Talk:OLPC Human Interface Guidelines/Design Fundamentals/Know Your Audience

From OLPC
< Talk:OLPC Human Interface Guidelines
Revision as of 01:30, 12 March 2007 by AlbertCahalan (talk | contribs) (link)
(diff) ← Older revision | Latest revision (diff) | Newer revision → (diff)
Jump to: navigation, search

Children and inexperienced users are a primary audience, but there are other secondary audiences, too:

- Teachers and parents (not necessarily tech savvy)
- Tech support (maintaining remote servers, troubleshooting/diagnosing technical problems with laptops, servers and the mesh)
- Educational curriculum developers (on-site, remote, etc.)
- Hackers (not part of the program's mission, but may want to play/contribute)
    Note that this is the source of the apps.

Also: what about assistive technologies?

- Hearing impaired (visual cues along with audible ones)
- Vision impaired (partial and total)
- People with manual dexterity/mobility issues

Western icons

Replacing the Western icons is like replacing the English text with Esparanto.

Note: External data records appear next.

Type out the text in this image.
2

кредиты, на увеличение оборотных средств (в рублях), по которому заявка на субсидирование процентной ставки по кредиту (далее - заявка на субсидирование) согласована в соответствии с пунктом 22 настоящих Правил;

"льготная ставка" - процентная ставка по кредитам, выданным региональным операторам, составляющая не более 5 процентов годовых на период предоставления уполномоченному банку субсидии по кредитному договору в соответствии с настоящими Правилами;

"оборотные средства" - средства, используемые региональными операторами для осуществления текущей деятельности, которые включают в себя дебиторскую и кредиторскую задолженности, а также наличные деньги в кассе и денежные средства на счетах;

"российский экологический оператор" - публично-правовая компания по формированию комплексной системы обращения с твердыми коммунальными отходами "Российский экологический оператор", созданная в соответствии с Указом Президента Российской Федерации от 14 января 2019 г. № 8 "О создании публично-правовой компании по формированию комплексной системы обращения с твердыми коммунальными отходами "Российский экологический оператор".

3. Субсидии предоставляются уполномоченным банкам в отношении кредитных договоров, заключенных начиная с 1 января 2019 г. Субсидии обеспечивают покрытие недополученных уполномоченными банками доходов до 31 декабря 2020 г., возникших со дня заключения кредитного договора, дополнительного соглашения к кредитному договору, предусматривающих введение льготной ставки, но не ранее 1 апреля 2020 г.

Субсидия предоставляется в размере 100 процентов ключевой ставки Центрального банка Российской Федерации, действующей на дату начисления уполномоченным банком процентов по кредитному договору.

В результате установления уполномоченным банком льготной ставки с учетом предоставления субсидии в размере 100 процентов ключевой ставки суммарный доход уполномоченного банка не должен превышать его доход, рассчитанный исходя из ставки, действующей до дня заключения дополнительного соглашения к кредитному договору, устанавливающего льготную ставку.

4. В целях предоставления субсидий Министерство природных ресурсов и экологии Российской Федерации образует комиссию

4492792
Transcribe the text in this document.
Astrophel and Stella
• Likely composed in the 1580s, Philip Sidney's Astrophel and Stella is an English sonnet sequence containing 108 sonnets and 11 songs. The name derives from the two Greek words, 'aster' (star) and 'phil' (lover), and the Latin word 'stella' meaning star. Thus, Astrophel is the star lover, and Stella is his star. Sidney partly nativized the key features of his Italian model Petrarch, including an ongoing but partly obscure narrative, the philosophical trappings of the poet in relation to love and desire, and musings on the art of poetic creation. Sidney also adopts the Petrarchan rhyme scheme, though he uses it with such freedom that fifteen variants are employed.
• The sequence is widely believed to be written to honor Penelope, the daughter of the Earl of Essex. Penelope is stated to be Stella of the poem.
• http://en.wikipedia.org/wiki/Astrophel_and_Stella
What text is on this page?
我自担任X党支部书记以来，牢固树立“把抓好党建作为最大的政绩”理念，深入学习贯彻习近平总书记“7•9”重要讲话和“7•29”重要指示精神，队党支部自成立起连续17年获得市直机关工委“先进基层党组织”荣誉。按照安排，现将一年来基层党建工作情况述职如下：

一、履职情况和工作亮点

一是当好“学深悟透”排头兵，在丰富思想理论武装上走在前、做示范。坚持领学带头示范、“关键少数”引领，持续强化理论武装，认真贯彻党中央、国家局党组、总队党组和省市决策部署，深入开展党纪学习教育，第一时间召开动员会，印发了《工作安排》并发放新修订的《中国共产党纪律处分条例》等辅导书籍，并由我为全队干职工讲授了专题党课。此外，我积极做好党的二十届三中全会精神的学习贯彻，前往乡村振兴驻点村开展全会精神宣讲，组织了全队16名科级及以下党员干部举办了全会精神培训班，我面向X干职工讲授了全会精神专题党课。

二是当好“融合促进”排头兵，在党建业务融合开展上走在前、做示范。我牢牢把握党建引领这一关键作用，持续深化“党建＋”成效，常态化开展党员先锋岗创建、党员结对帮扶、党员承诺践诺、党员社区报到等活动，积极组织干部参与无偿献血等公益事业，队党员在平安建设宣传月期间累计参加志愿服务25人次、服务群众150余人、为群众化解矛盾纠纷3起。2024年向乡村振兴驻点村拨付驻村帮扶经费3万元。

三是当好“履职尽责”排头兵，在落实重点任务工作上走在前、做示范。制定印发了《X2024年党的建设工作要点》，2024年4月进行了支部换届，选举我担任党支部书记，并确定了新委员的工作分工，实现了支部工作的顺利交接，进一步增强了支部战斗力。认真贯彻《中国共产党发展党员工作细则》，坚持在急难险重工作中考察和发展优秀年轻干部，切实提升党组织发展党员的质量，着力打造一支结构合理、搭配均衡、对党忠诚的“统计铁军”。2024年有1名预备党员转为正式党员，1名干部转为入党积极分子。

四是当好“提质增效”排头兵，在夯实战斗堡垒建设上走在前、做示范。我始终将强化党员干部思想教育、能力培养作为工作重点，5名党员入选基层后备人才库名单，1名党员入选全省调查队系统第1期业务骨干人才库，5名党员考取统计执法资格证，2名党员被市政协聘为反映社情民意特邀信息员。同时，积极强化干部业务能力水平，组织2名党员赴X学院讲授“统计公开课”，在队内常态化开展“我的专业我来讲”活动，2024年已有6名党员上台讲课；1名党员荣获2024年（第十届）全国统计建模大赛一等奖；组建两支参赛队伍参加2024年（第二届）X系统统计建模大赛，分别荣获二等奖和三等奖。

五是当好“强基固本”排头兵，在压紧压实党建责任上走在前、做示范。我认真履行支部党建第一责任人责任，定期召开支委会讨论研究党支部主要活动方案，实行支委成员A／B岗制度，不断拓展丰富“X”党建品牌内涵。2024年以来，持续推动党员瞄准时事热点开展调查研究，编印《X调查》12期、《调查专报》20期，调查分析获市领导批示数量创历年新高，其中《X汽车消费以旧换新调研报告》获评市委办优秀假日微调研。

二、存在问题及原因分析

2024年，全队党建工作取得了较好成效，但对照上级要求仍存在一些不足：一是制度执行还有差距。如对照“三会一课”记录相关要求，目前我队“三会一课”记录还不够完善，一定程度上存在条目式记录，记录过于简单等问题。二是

That's a really gross error, because it damages usability in areas where Western icons are proper.

Western icons can be translated with gettext(). Alternately, as is done with man pages, you search locale-specific directories before searching the generic directories. Choosing at build time is another option, perhaps more appropriate for a small device.

Tux Paint is already doing this for sounds. I think it's being done for stamp images as well.